Starr turned on the girl such a gaze of mingled dignity and indignation that her eye quailed before it.

"Well, I s'pose I gotta," she said, dropping her eyes before Starr's righteous wrath. "But 'no weddin' bells' fer you to-night ef yeh keep yer promus. So long!"

Starr shuddered as the girl passed her. The whiff of unwashed garments, stale cooking, and undefinable tenement odor that reached her nostrils sickened her. Was it possible that she must let this creature have a hold even momentarily upon her last few hours? Yet she knew she must. She knew she would not rest until she had been reassured by Carter's voice and the explanation that he would surely give her. She rushed upstairs to her own private 'phone, locking the door on even her old nurse, and called up the 'phone in Carter's private apartments.

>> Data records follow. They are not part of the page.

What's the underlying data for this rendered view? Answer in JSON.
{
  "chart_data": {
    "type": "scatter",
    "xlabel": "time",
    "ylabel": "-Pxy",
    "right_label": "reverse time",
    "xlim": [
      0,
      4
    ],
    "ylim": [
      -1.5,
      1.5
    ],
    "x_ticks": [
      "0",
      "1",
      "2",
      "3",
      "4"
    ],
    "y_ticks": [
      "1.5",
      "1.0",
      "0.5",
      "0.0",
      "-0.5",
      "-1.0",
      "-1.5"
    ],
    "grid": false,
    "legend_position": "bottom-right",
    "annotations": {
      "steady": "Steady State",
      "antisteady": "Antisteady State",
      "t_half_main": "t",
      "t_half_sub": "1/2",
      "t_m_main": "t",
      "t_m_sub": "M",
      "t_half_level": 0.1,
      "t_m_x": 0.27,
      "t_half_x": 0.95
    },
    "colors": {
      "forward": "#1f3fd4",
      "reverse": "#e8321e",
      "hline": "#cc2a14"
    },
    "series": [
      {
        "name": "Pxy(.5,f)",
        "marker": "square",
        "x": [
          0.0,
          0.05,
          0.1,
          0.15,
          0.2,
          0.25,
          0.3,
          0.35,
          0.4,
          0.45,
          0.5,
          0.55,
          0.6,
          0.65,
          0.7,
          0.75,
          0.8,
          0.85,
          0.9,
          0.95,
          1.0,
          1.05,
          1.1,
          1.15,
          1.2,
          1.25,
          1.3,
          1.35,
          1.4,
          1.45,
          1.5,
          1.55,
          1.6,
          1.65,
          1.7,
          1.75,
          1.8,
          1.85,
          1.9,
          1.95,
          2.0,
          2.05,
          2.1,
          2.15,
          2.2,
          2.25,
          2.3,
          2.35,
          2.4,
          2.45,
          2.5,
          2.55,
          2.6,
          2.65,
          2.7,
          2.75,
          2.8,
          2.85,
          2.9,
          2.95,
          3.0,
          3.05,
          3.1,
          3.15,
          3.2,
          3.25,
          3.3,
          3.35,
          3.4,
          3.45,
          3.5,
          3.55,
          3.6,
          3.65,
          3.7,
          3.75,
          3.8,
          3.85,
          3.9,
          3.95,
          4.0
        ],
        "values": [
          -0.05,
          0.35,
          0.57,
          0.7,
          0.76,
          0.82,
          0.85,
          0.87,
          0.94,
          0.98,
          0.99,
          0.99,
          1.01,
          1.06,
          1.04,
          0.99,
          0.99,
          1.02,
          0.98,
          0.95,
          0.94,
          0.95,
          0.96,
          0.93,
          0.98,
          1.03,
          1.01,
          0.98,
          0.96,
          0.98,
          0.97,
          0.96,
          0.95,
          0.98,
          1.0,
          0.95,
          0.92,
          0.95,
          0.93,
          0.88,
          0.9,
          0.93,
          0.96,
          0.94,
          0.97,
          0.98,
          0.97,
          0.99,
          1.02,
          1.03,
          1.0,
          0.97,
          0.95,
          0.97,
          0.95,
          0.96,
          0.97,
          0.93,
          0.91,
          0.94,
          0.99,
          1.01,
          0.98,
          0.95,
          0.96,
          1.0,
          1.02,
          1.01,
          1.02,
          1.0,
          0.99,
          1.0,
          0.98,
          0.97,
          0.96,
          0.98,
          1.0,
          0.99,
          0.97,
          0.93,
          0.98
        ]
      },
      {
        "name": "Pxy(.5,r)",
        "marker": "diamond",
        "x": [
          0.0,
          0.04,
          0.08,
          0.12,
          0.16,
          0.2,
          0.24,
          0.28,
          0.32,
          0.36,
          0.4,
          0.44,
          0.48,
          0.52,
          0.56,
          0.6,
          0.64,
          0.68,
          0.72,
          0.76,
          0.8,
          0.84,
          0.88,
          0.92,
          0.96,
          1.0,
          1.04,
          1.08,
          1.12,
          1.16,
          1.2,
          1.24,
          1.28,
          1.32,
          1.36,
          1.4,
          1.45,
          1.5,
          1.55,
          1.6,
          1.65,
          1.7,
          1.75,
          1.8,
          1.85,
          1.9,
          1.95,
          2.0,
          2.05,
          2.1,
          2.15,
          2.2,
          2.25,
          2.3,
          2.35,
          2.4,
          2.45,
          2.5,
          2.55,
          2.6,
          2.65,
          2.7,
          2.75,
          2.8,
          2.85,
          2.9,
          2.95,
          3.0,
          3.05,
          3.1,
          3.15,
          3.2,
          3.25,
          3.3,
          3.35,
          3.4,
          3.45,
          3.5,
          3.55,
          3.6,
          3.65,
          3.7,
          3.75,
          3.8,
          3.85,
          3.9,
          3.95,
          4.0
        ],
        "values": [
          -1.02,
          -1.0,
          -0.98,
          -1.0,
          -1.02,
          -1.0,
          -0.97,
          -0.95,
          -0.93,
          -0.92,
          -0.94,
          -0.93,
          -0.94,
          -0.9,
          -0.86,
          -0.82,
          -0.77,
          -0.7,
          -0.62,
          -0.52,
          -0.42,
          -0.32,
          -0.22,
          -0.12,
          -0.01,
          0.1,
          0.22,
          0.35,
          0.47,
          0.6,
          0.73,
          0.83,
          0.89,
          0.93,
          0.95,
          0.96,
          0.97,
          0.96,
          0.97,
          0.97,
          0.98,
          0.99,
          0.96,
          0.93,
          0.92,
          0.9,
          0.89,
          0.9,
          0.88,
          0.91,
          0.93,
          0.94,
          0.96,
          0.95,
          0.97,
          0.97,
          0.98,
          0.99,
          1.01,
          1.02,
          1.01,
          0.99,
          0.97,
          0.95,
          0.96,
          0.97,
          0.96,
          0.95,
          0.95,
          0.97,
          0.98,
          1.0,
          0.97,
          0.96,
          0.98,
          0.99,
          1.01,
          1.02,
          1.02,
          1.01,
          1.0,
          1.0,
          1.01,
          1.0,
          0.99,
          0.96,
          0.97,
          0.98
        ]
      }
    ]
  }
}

Without owning it to herself she had been a little troubled all the afternoon because she had not heard from Carter. Her flowers had come,--magnificent in their costliness and arrangement, and everything he was to attend to was done, she knew, but no word had come from himself. It was unlike him.

She knew that he had given a dinner the evening before to his old friends who were to be his ushers, and that the festivities would have lasted late. He had not probably arisen very early, of course, but it was drawing on toward the hour of the wedding now. She intended to begin to dress at once after she had 'phoned him. It was strange she had not heard from him.

After much delay an unknown voice answered the 'phone, and told her Mr. Carter could not come now. She asked who it was but got no response, except that Mr. Carter couldn't come now. The voice had a muffled, thick sound. "Tell him to call me then as soon as possible," she said, and the voice answered, "Awright!"

Reluctantly she hung up the receiver and called Morton to help her dress. She would have liked to get the matter out of the way before she went about the pretty ceremony, and submitted herself to her nurse's hands with an ill grace and troubled thoughts. The coarse beauty of Lizzie's face haunted her. It reminded her of an actress that Carter had once openly admired, and she had secretly disliked. She found herself shuddering inwardly every time she recalled Lizzie's harsh voice, and uncouth sentences.

She paid little heed to the dressing process after all and let Morton have her way in everything, starting nervously when the 'phone bell rang, or anyone tapped at her door.